Something very rare in Major League Baseball happened recently: a manager admitted the umpires were right.
On Wednesday night, after the Boston Red Sox dropped a 4-1 game to the Houston Astros, Alex Cora—Boston’s often-fiery skipper—got tossed in the seventh inning after a heated, albeit relatively calm, disagreement over a balk call and a funky pitching motion by Astros righty Hunter Brown.
This all started in the sixth inning. Brown had just walked Jarren Duran. Then the umpire called a balk. The Sox dugout wasn’t thrilled, but that’s baseball. A few pitches later, Brown made a mid-at-bat switch from a full windup to the stretch, which set off even more grumbles from Boston’s side. Still, no call. So Cora, doing what managers do, tried to get some answers.
Intent to Learn or Misread Sarcasm?
Fast forward to the seventh. Cora steps out of the dugout again—not for a scene, not for theatrics, but to learn something. Seriously.
In the postgame presser, Cora didn’t go scorched earth. Instead, he basically said: Look, they got it right. I just wanted clarity because I’ve seen different interpretations before. That’s it. He claims he wasn’t sarcastic, wasn’t being snarky, just curious. But something must’ve rubbed the ump the wrong way, because next thing you know Cora’s walking off the field.
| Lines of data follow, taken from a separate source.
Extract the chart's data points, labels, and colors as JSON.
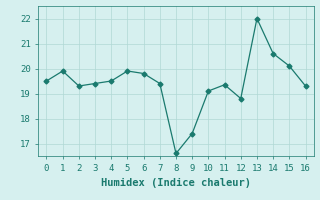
{
  "x": [
    0,
    1,
    2,
    3,
    4,
    5,
    6,
    7,
    8,
    9,
    10,
    11,
    12,
    13,
    14,
    15,
    16
  ],
  "y": [
    19.5,
    19.9,
    19.3,
    19.4,
    19.5,
    19.9,
    19.8,
    19.4,
    16.6,
    17.4,
    19.1,
    19.35,
    18.8,
    22.0,
    20.6,
    20.1,
    19.3
  ],
  "line_color": "#1a7a6e",
  "marker": "D",
  "marker_size": 2.5,
  "linewidth": 0.9,
  "xlabel": "Humidex (Indice chaleur)",
  "xlim": [
    -0.5,
    16.5
  ],
  "ylim": [
    16.5,
    22.5
  ],
  "yticks": [
    17,
    18,
    19,
    20,
    21,
    22
  ],
  "xticks": [
    0,
    1,
    2,
    3,
    4,
    5,
    6,
    7,
    8,
    9,
    10,
    11,
    12,
    13,
    14,
    15,
    16
  ],
  "bg_color": "#d6f0ef",
  "grid_color": "#b0d8d5",
  "tick_color": "#1a7a6e",
  "label_color": "#1a7a6e",
  "tick_fontsize": 6.5,
  "xlabel_fontsize": 7.5
}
Cora didn’t sugarcoat it afterward. He flat-out said, “I hate getting thrown out,” calling the whole “rally the troops” cliché complete nonsense. “My job is to be in the dugout,” he added. “That’s bull—-,” referring to the old-school idea that managers get ejected just to fire up the team.
So while the Red Sox didn’t come out on top, and Cora didn’t finish the game, what we got was a rare gem—an MLB manager acknowledging a correct call, asking to be educated midgame, and calling BS on the myth of the noble ejection.
Now, that’s something you don’t hear every day.